I am planning to use spans.correct but I thought GPT3 would be better. Hence, was looking for a way to implement it. Will try spacy first then if it does not work then will look at other options.
Thank you for the prompt response
Figured I'd mention it here to folks: last week Explosion released spacy-llm which makes it easy to integrate large language models in a spaCy pipeline. This should also make it much easier to re-use spaCy pipelines in Prodigy.
Feel free to check it out here:
Just wanted to share some Prodigy x LLM annotation side projects I did!
-
The first blog post involves using an LLM-assisted textcat annotation interface for argument mining! Here, I explored how we can use language models to augment the annotation process on tasks that require some nuance and chains of reasoning. I tried different prompting "styles" such as standard zero-shot and chain-of-thought reasoning.
-
The second blog post attempts to ingest a large annotation guideline (a PDF document) and incorporate it into a prompt. Aside from Prodigy, I also used langchain. Here, I discussed a method on how I was able to fit a very long document given a smaller token limit. In the future, I find it interesting to explore how well annotation guidelines actually "capture" the phenomena itself.
Hope these blog posts inspire you to try out some LLM-enhanced annotation workflows!
Update May 19: We've recently released v1.12 alpha, which includes LLM components like OpenAI recipes into Prodigy. Let us know if you have any feedback!
There is also a preview docs site:
We're excited to see what you can build with them
I'm unable to reference gpt-4
in openai_textcat.py
and openai_ner.py
. The latest model I can call is legacy text-davinci-003
. Can I reference gpt-4
or gpt-3.5
? Or something we can call here: GitHub - explosion/spacy-llm: ๐ฆ Integrating LLMs into structured NLP pipelines?
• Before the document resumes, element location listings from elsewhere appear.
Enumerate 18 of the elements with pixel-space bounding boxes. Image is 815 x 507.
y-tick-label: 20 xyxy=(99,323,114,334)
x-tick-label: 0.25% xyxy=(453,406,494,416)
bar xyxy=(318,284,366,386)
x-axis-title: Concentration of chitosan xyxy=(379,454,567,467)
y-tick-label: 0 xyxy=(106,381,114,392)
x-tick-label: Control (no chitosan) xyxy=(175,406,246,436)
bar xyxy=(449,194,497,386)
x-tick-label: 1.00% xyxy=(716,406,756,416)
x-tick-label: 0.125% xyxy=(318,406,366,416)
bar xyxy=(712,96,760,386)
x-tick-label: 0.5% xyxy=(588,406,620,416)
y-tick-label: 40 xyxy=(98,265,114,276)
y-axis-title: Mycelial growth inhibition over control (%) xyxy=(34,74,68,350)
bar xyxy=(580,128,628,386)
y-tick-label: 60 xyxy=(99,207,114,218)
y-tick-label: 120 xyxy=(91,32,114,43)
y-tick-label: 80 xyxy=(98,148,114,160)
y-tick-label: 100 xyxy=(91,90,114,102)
def textcat_openai_correct(
dataset: str,
filepath: Path,
labels: List[str],
lang: str = "en",
model: str = "gpt-4",
batch_size: int = 10,
segment: bool = False,
prompt_path: Path = DEFAULT_PROMPT_PATH,
examples_path: Optional[Path] = None,
max_examples: int = 2,
exclusive_classes: bool = False,
verbose: bool = False,
):
I'm also looking for a way to combine llm NER predictions with spaCy ner.correct
default entities in the same recipe -- basically one task that takes an utterance and predicts the list of default spaCy entities with additional custom labelsI have defined that are predicted by gpt-3.5 or gpt-4. The annotator would then review and correct.
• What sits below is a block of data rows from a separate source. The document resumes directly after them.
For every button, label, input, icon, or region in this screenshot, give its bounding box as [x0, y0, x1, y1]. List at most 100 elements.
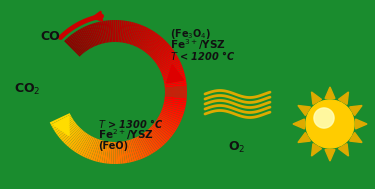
Wedge shape: [64, 128, 81, 145]
Wedge shape: [64, 40, 81, 57]
Wedge shape: [165, 86, 187, 88]
Wedge shape: [132, 24, 141, 46]
Wedge shape: [145, 131, 159, 150]
Wedge shape: [57, 122, 76, 136]
Wedge shape: [131, 24, 140, 45]
Wedge shape: [84, 26, 95, 47]
Wedge shape: [116, 142, 118, 164]
Wedge shape: [157, 53, 177, 66]
Text: Fe$^{3+}$/YSZ: Fe$^{3+}$/YSZ: [170, 38, 226, 52]
Wedge shape: [147, 36, 162, 54]
Wedge shape: [165, 88, 187, 89]
Wedge shape: [127, 22, 134, 44]
Wedge shape: [146, 130, 161, 149]
Text: $T$ < 1200 °C: $T$ < 1200 °C: [170, 50, 236, 63]
Wedge shape: [165, 93, 187, 94]
Wedge shape: [84, 137, 95, 158]
Wedge shape: [122, 141, 128, 163]
Wedge shape: [68, 130, 84, 148]
Wedge shape: [50, 113, 70, 125]
Wedge shape: [116, 20, 118, 42]
Wedge shape: [135, 137, 146, 158]
Polygon shape: [298, 105, 310, 115]
Wedge shape: [165, 95, 187, 98]
Wedge shape: [125, 22, 132, 43]
Wedge shape: [158, 55, 178, 67]
Wedge shape: [117, 20, 120, 42]
Wedge shape: [97, 140, 104, 162]
Wedge shape: [124, 21, 130, 43]
Wedge shape: [145, 34, 159, 53]
Wedge shape: [127, 140, 134, 162]
Wedge shape: [140, 29, 153, 49]
Wedge shape: [136, 27, 147, 47]
Wedge shape: [129, 23, 138, 45]
Text: (FeO): (FeO): [98, 141, 128, 151]
Wedge shape: [162, 68, 183, 77]
Wedge shape: [75, 31, 88, 50]
Wedge shape: [165, 92, 187, 93]
Wedge shape: [74, 32, 87, 51]
Wedge shape: [86, 25, 96, 46]
Wedge shape: [165, 96, 187, 98]
Wedge shape: [98, 22, 104, 43]
Wedge shape: [156, 51, 176, 65]
Wedge shape: [69, 36, 84, 54]
Wedge shape: [72, 132, 86, 151]
Wedge shape: [165, 89, 187, 90]
Wedge shape: [96, 22, 103, 44]
Text: CO: CO: [40, 30, 60, 43]
Wedge shape: [111, 142, 114, 164]
Wedge shape: [70, 131, 85, 150]
Text: O$_2$: O$_2$: [228, 139, 245, 155]
Wedge shape: [165, 96, 187, 101]
Wedge shape: [120, 142, 125, 163]
Wedge shape: [109, 142, 112, 164]
Wedge shape: [82, 136, 93, 157]
Wedge shape: [120, 20, 124, 42]
Wedge shape: [95, 140, 103, 162]
Wedge shape: [90, 24, 99, 45]
Wedge shape: [165, 93, 187, 94]
Wedge shape: [154, 48, 173, 63]
Polygon shape: [339, 144, 348, 156]
Wedge shape: [161, 64, 182, 74]
Wedge shape: [165, 84, 187, 88]
Wedge shape: [129, 140, 136, 161]
Wedge shape: [78, 135, 90, 155]
Wedge shape: [74, 133, 88, 152]
Wedge shape: [133, 138, 143, 159]
Circle shape: [306, 100, 354, 148]
Wedge shape: [161, 109, 183, 119]
Wedge shape: [165, 94, 187, 95]
Wedge shape: [165, 91, 187, 92]
Wedge shape: [155, 121, 174, 135]
Wedge shape: [93, 23, 101, 44]
Wedge shape: [66, 38, 82, 56]
Wedge shape: [164, 80, 186, 85]
Wedge shape: [156, 50, 174, 64]
Wedge shape: [117, 142, 120, 164]
Wedge shape: [60, 124, 78, 140]
Wedge shape: [101, 21, 107, 43]
Wedge shape: [104, 21, 108, 43]
Wedge shape: [108, 20, 111, 42]
Wedge shape: [138, 136, 150, 156]
Wedge shape: [162, 70, 184, 78]
Wedge shape: [99, 21, 106, 43]
Polygon shape: [54, 117, 69, 136]
Wedge shape: [90, 139, 99, 160]
Wedge shape: [124, 141, 130, 163]
Wedge shape: [53, 118, 73, 131]
Wedge shape: [80, 136, 92, 156]
Wedge shape: [160, 62, 182, 73]
Wedge shape: [148, 128, 165, 146]
Wedge shape: [130, 139, 139, 161]
Wedge shape: [136, 137, 147, 157]
Wedge shape: [121, 21, 126, 43]
Wedge shape: [163, 72, 184, 79]
Wedge shape: [143, 132, 158, 151]
Wedge shape: [114, 20, 116, 42]
Wedge shape: [150, 40, 167, 57]
Polygon shape: [312, 144, 321, 156]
@cheyanneb have you seen this blogpost?
It uses the spacy-llm project in Prodigy to help generate these kinds of review interfaces.
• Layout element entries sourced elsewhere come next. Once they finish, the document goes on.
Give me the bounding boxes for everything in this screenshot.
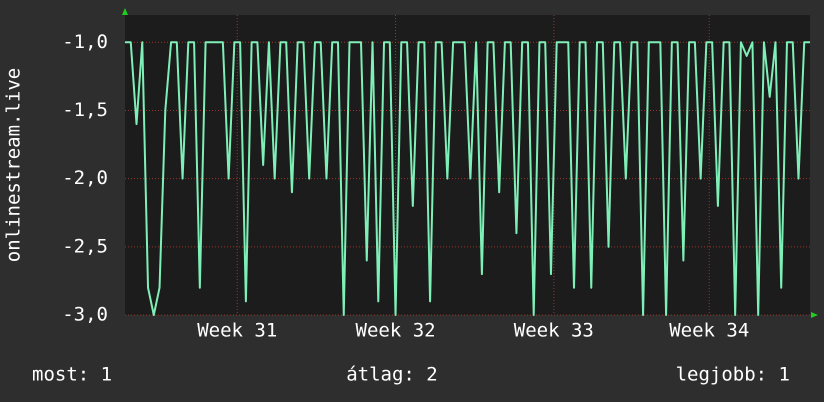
x-tick-label: Week 33: [514, 320, 594, 342]
y-tick-label: -2,0: [62, 167, 108, 189]
x-axis-arrow: [811, 312, 818, 318]
y-tick-label: -3,0: [62, 304, 108, 326]
y-tick-label: -2,5: [62, 235, 108, 257]
y-tick-label: -1,0: [62, 31, 108, 53]
footer-average: átlag: 2: [346, 364, 438, 386]
footer-best: legjobb: 1: [676, 364, 790, 386]
footer-current: most: 1: [32, 364, 112, 386]
series-line: [125, 41, 810, 316]
y-axis-arrow: [122, 8, 128, 15]
x-tick-label: Week 31: [197, 320, 277, 342]
x-tick-label: Week 34: [669, 320, 749, 342]
x-tick-label: Week 32: [356, 320, 436, 342]
y-tick-label: -1,5: [62, 99, 108, 121]
y-axis-label: onlinestream.live: [3, 68, 25, 262]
At the moment, and also for the long term, I would recommend using spacy-llm. The next version of Prodigy (v1.13, which shouldn't take too long) will support spacy-llm directly as an alternative for these OpenAI recipes. The spacy-llm project has a bunch of benefits, like support for more backends as well as a proper caching mechanism. But it's also a project that's easier to update when, as shown recently, OpenAI decides to deprecate some of their main endpoints.
Let me know if the blogpost does not help in the meantime!